Vor 200 Jahren standen die Spanier gegen die napoleonischen Besatzungstruppen auf. Im Prado ist jetzt eine Ausstellung mit Gemälden Goyas über die Kämpfe zu sehen.

Eine Journalistin vor vor Goyas Gemälde "Zweiter Mai", das die Schlacht um Madrid zeigt. Bild: ap

Es ist kein Zufall, dass der Prado gerade jetzt die glanzvolle Ausstellung "Goya in Zeiten des Krieges" zeigt. Denn im Mai jährt sich zum 200. Mal der Madrider Aufstand gegen die französischen Besatzungstruppen, die große Teile des Landes verwüsteten und den Buen-Retiro-Palast hinter der Pinakothek niederrissen.

Und so bilden zwei berühmte, großformatige Ölgemälde - sie wurden eigens für die Schau restauriert - das Zentrum der 200 Werke umfassenden Bildergalerie: Das erste Gemälde mit dem schlichten Titel "2. Mai 1808" zeigt den verzweifelten Angriff der Bevölkerung auf die Mamelucken, die arabischen Söldner im Dienste des napoleonischen Heeres. Direkt daneben das Bild "3. Mai 1808": eine Allegorie auf die Vergeblichkeit der Revolte, verdeutlicht an der Hinrichtung ihrer Anführer.

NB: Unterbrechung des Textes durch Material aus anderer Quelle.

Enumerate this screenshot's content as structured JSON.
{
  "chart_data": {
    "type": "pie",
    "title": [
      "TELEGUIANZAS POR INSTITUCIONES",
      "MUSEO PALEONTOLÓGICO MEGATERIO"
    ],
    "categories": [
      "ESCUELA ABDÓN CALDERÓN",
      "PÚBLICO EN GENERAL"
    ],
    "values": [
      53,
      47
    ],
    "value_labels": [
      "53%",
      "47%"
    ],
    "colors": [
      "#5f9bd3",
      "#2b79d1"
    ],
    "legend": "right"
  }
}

Goya malte die französischen Besatzer als Tötungsmaschinen. Ihre Körper verwachsen mit den Füsiliergewehren, die sie auf den Anführer richten, und ihre Gesichter verschwinden hinter den wuchtigen schwarzen Pelzkappen. Das weiße Hemd des verurteilten Rebellen leuchtet im Laternenschein, dabei reckt er todesverachtend die Arme empor, als wolle er den in der Dunkelheit verharrenden Franzosen ihr eigenes "liberté, égalité, fraternité" entgegenschleudern. Diese quasi religiöse Lichtgestalt taucht in mehreren Bildern des aragonesischen Hofmalers auf. Besonders eindrucksvoll in einem Ölgemälde nebst Vorstudie, die die Gefangennahme Christi zeigen.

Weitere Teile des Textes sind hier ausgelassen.